Believing that God loves him is the birthright of every individual born into the world. And it is easy to believe just when things are going well. But what are we to do when the pain starts? God loves us, we are told. But suffering seems to be part and parcel of even the most blessed of lives. How can we reconcile this apparent contradiction? We do not make the ones we love suffer. How much more so can God do that to us? We suffer sometimes grievously, and God does nothing to stop the pain. Can we really believe that He loves us?

Perhaps some semblance of an answer lives in the way we regard suffering. We see it as a problem, an anomaly, something that needs to be ended. We have secularized pain. We see it along the lines of the medical model, that it is a condition that needs to be cured.

But maybe suffering is holy. Maybe it comes from God himself for reasons we cannot fathom. Maybe every pain bears a kinship to the suffering a woman feels giving birth. All our pains might be growing pains. Or birthing pains.

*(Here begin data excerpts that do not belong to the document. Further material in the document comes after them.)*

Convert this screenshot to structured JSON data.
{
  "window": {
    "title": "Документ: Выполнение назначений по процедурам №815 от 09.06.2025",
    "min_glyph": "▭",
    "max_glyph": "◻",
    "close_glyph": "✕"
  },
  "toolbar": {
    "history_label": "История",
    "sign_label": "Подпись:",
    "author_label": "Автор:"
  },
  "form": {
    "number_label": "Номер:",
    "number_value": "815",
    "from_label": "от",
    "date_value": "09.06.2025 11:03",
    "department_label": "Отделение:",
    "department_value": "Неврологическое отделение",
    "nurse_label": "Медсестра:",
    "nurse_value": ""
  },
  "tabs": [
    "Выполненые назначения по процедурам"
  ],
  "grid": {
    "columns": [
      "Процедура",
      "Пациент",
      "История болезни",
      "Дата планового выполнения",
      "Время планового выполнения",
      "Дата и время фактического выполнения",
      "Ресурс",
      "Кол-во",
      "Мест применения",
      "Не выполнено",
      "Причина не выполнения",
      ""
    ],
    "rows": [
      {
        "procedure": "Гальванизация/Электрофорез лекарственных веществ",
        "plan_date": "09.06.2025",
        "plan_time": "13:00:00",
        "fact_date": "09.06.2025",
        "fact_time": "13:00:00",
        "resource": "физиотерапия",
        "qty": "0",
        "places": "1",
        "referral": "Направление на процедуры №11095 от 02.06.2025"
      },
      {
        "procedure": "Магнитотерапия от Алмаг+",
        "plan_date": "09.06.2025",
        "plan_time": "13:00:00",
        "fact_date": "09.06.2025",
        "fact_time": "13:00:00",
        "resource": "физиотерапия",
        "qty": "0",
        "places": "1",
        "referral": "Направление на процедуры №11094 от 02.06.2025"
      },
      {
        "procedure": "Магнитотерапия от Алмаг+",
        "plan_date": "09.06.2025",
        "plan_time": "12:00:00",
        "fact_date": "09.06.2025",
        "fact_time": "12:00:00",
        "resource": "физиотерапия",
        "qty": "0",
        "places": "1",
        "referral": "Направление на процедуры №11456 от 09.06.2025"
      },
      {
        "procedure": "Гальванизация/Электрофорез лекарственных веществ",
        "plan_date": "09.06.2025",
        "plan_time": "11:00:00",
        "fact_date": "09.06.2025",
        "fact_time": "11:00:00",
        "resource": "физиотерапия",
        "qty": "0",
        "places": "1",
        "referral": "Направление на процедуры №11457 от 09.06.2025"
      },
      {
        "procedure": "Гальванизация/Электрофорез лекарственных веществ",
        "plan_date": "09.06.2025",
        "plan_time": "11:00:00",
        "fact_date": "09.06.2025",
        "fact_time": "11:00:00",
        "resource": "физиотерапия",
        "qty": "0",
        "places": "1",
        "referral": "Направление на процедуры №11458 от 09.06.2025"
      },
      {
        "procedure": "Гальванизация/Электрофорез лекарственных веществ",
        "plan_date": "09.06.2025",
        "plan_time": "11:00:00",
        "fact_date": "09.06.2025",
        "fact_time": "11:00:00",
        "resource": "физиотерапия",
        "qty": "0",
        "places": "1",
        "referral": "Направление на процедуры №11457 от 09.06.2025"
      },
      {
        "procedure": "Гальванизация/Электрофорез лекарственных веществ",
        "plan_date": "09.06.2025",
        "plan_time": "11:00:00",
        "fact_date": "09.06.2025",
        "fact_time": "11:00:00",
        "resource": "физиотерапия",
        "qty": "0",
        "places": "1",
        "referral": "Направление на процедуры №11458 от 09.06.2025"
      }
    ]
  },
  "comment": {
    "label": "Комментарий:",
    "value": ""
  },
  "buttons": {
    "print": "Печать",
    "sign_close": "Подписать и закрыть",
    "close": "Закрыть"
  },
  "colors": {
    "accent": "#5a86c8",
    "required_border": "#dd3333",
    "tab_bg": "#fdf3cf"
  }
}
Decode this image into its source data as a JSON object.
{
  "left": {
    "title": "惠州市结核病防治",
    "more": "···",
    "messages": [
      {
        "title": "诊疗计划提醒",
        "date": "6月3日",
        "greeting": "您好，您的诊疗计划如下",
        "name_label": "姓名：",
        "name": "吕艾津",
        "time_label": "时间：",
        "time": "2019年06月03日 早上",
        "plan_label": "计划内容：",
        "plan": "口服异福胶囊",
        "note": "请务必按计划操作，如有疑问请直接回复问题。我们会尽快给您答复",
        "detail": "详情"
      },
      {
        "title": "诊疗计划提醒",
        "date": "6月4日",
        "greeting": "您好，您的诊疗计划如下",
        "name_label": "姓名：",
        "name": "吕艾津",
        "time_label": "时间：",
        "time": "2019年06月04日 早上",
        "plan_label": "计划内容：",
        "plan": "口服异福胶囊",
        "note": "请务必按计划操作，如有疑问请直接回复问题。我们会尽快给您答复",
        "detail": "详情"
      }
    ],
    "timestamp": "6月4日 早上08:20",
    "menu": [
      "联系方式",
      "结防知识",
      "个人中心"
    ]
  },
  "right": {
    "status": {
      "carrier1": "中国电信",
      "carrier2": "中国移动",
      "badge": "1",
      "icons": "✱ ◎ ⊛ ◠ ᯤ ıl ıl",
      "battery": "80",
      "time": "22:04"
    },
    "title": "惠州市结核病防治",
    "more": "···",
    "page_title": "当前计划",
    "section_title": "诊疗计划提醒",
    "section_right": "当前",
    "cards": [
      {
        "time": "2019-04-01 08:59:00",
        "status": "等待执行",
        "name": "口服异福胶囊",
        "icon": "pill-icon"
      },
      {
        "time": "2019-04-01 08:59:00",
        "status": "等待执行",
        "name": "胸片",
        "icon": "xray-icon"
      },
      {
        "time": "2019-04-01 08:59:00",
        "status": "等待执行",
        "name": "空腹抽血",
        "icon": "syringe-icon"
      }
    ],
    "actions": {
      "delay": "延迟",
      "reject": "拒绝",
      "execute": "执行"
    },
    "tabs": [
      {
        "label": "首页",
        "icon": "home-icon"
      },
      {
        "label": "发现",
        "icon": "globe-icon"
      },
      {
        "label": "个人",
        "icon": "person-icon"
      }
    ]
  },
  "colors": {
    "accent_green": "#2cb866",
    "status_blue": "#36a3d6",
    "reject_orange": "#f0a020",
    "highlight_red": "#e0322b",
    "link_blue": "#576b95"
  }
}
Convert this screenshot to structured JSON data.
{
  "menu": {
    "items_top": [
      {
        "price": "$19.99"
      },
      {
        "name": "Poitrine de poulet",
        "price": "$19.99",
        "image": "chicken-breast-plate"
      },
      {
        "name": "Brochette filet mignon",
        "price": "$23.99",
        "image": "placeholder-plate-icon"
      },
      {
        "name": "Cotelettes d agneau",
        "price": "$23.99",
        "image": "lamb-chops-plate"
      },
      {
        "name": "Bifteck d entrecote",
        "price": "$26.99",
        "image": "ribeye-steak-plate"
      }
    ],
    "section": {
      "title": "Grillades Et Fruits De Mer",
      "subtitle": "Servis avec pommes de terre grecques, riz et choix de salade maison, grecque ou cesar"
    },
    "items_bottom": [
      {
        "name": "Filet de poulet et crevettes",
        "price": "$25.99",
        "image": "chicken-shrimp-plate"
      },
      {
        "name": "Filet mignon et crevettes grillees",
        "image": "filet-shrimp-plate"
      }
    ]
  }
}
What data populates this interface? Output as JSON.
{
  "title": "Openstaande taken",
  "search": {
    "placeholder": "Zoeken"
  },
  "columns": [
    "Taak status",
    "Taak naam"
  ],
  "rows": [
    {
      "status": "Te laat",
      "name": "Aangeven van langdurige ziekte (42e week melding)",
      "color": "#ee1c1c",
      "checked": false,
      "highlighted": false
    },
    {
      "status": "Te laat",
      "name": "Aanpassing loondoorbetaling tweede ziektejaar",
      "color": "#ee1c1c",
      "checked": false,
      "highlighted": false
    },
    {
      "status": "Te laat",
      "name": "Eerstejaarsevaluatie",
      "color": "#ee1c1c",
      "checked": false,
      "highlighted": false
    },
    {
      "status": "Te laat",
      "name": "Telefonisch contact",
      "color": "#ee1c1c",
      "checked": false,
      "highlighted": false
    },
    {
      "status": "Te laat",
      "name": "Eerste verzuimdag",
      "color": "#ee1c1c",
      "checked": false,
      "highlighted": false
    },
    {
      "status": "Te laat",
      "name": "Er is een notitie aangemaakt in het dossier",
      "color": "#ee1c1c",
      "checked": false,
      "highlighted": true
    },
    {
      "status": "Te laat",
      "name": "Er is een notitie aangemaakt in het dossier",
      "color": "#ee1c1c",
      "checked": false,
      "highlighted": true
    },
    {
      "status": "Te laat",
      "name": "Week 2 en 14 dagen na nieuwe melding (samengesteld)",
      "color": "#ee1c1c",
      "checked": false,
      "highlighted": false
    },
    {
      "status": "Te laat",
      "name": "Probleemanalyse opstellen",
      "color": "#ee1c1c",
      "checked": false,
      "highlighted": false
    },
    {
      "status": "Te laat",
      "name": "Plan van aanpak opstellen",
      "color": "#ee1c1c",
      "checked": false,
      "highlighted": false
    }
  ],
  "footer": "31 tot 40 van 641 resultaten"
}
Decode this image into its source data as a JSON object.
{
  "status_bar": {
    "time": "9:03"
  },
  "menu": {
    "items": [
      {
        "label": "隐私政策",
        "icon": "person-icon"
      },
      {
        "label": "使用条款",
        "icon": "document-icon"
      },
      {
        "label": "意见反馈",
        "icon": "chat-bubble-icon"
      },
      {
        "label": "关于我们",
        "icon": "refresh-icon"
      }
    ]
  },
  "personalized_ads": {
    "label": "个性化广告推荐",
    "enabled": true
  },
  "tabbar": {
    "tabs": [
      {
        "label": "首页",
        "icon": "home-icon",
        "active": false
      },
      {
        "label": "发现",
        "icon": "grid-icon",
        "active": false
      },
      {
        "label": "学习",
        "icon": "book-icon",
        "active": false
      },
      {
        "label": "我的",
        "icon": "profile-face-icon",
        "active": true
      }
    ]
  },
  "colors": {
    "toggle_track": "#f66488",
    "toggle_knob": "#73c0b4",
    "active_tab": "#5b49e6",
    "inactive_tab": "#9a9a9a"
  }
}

Furthermore, there may be benefits to suffering, even suffering which is prolonged and intractable. Nothing shapes the sinews of the soul like prolonged pain. Heroism becomes a necessary condition for survival. There is no holy man who hasn't known suffering. Buddha, Jesus, Gandhi - all paid their dues to the Moloch of pain.

Suffering gives us an opportunity for heroic virtue. Faith and courage are never more in evidence than when a holy man is in the throes of pronounced unceasing pain. And God loves virtue above all else.

Pain is holy and thus full of opportunity, most notably the opportunity for heroism and glory. And, ultimately, heroes are rewarded.